Rules and Regulations
- Income Limit: 100 percent x FRL
- Prior Year Public School Requirement: None
- Geographic Limit: Statewide
- Enrollment Cap: None
- Voucher Cap: 100% Statewide Average Per-Pupil Expenditure by Local Education Agencies
- Testing Mandates: Nationally norm-referenced tests
- Have participated in state’s Non-Public Schools Program for Textbooks and Computer Hardware and Software
- Have at least one grade above kindergarten
- Administer national norm-referenced assessments to all students in English/language arts and mathematics in grades 3–8 and high school, and at least three times in science
- Comply with Title VI of the Civil Rights Act of 1964 as amended and Title 20 Subtitle 6 of the State Governor Article
- Agree not to discriminate in student admissions, retention, or expulsion on the basis of race, color, national origin, sexual orientation or gender identity or expression.
- If a non-public school fails to comply with these requirements, it shall reimburse all scholarship funds to the state
On December 10, 2021, the U.S. District Court of Maryland in Bethel Ministries, Inc. v. Salmon held that the state board administering the BOOST voucher program violated the First Amendment free speech rights of Bethel Christian Academy when it removed and excluded the school from the voucher program. The Court opined that the state violated the constitution when it “conditioned government funding on a viewpoint-based restriction of speech” and violated the Unconstitutional Conditions doctrine.

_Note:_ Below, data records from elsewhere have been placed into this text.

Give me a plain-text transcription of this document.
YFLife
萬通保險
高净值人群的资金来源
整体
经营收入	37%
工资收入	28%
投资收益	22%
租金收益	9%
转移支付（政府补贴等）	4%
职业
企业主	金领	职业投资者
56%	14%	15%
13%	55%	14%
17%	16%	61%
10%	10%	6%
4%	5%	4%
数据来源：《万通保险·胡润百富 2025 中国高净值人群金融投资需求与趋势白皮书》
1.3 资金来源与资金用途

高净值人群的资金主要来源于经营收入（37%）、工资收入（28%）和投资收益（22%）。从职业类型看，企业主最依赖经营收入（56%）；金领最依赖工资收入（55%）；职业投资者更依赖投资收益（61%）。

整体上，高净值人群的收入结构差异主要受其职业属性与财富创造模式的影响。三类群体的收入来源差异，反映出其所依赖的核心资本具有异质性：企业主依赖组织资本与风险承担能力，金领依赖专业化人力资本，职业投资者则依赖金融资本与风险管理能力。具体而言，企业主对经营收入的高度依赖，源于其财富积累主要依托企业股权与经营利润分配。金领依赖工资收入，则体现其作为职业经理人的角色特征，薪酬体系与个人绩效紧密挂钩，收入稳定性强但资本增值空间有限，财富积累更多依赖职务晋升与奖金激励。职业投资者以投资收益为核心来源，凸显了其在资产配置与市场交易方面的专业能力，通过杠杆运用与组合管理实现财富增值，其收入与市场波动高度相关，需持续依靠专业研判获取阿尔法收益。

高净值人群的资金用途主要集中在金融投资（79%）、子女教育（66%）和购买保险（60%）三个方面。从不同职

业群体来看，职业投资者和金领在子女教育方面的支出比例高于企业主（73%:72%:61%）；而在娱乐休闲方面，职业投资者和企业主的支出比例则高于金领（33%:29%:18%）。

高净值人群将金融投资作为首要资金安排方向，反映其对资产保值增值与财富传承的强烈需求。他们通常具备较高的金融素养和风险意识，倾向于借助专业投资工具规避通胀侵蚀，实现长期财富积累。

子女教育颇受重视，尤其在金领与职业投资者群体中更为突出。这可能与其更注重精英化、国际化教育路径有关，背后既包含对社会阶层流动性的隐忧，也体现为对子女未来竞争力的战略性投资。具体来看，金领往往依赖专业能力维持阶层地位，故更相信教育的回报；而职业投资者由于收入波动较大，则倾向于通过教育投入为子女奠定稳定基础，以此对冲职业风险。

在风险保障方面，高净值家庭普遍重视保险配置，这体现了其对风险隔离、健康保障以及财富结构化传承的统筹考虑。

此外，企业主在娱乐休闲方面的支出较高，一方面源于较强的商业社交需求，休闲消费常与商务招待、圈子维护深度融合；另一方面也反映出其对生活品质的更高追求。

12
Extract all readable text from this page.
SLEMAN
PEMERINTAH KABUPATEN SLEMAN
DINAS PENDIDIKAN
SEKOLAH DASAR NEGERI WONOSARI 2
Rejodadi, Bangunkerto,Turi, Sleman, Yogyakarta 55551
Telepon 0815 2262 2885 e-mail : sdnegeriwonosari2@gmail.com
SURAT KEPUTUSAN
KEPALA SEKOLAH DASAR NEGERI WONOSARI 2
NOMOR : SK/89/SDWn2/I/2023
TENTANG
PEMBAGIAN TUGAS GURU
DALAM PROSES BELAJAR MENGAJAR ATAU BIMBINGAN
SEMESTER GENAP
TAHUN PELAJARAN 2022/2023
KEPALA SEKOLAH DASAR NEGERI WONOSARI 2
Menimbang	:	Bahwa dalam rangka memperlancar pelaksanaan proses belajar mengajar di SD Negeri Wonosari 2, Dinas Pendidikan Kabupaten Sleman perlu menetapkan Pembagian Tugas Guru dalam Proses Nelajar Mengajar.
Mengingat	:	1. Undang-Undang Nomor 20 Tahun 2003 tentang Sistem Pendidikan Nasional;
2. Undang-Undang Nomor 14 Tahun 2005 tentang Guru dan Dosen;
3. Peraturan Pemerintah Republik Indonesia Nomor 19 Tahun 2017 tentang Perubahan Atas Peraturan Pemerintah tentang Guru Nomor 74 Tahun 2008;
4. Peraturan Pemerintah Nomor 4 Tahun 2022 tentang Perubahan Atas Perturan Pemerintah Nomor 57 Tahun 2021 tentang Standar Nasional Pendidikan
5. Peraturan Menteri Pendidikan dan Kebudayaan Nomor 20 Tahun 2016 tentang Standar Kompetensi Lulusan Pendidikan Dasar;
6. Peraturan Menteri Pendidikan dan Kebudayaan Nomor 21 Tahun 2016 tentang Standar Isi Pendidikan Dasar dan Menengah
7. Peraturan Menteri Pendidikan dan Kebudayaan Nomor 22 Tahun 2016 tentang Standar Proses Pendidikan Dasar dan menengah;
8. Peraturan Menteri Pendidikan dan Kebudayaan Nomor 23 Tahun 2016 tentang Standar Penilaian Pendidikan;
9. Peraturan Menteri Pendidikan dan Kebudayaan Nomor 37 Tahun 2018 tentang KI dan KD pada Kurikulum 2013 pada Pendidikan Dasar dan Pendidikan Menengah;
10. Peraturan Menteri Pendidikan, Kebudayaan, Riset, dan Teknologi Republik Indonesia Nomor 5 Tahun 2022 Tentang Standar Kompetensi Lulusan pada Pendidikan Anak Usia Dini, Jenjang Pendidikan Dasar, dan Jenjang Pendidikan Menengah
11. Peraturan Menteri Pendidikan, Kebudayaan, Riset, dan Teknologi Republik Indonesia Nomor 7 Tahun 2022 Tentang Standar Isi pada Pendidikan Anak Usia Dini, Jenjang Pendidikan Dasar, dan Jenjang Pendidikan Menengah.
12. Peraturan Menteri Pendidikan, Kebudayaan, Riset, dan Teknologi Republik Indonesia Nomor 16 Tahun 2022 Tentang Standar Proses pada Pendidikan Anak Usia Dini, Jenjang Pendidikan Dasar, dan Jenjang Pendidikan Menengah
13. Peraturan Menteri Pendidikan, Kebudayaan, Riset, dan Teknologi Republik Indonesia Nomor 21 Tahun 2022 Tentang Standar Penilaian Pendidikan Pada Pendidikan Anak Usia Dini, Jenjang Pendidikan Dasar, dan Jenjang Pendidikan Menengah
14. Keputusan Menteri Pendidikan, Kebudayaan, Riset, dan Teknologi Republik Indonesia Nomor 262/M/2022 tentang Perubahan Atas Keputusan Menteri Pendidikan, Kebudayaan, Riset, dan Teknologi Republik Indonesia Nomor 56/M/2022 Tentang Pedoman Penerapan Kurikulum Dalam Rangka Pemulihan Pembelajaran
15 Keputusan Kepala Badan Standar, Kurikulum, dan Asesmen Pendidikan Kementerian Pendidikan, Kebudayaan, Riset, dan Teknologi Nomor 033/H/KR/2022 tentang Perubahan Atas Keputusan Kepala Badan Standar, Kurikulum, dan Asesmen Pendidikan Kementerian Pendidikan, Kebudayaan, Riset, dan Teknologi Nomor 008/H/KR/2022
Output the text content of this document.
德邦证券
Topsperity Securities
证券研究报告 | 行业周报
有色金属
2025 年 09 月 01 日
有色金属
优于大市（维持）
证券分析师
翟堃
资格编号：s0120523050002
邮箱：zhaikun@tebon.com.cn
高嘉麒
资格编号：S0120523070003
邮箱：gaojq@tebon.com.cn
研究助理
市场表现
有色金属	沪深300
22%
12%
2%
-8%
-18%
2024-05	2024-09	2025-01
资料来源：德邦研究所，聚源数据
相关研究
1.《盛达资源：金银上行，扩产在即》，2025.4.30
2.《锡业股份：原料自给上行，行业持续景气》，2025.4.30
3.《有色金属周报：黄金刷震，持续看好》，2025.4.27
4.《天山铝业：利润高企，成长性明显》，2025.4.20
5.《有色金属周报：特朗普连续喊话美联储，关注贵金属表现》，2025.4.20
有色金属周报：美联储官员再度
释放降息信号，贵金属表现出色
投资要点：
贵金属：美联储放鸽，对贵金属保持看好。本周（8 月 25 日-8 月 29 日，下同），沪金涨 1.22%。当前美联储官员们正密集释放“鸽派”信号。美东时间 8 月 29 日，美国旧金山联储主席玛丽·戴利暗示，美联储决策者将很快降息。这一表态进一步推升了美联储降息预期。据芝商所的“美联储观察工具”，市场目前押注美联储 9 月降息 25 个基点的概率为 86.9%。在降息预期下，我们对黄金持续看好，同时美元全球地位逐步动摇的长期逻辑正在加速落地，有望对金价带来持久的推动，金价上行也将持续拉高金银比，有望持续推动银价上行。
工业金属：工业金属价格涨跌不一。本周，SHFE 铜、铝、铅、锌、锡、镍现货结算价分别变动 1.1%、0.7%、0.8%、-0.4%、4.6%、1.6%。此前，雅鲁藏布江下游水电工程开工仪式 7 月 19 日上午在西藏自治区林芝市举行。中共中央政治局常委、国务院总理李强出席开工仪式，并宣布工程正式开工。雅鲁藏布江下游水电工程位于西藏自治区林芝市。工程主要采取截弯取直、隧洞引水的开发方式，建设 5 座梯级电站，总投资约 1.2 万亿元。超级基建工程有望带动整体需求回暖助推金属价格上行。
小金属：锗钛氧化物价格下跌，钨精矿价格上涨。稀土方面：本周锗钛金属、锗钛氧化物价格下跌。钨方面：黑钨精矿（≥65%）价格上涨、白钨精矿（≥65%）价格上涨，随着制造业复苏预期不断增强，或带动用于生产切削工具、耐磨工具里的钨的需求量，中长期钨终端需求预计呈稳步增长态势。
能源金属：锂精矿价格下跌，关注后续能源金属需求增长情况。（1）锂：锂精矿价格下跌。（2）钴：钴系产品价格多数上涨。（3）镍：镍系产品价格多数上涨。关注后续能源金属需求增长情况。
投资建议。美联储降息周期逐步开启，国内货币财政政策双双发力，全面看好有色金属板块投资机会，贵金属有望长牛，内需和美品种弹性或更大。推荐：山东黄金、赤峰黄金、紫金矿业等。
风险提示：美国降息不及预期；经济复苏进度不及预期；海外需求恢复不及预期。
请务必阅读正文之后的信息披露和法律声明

Schools participating in the BOOST program are prohibited from discriminating against students in the admissions process based on sexual orientation or gender identity. Bethel did not violate this nondiscrimination law. The case began when the school was nonetheless disqualified due to statements in its parent/student handbook that marriage is “a covenant between one man and one woman,” and that gender is bestowed by God “at birth as male or female to reflect His image.” The Court declined to rule whether the BOOST program is constitutional. This case may be appealed. Bethel Ministries, Inc. v. Salmon (D. Md. 2021).
Broadening Options and Opportunities for Students Today (BOOST) Program State Groups
That Support School Choice
The Maryland chapter of the Council for American Private Education (CAPE) works to preserve and promote educational pluralism so that parents have a choice in the schooling of their children. They provide educational resources and a collective voice for Maryland’s nonpublic school community.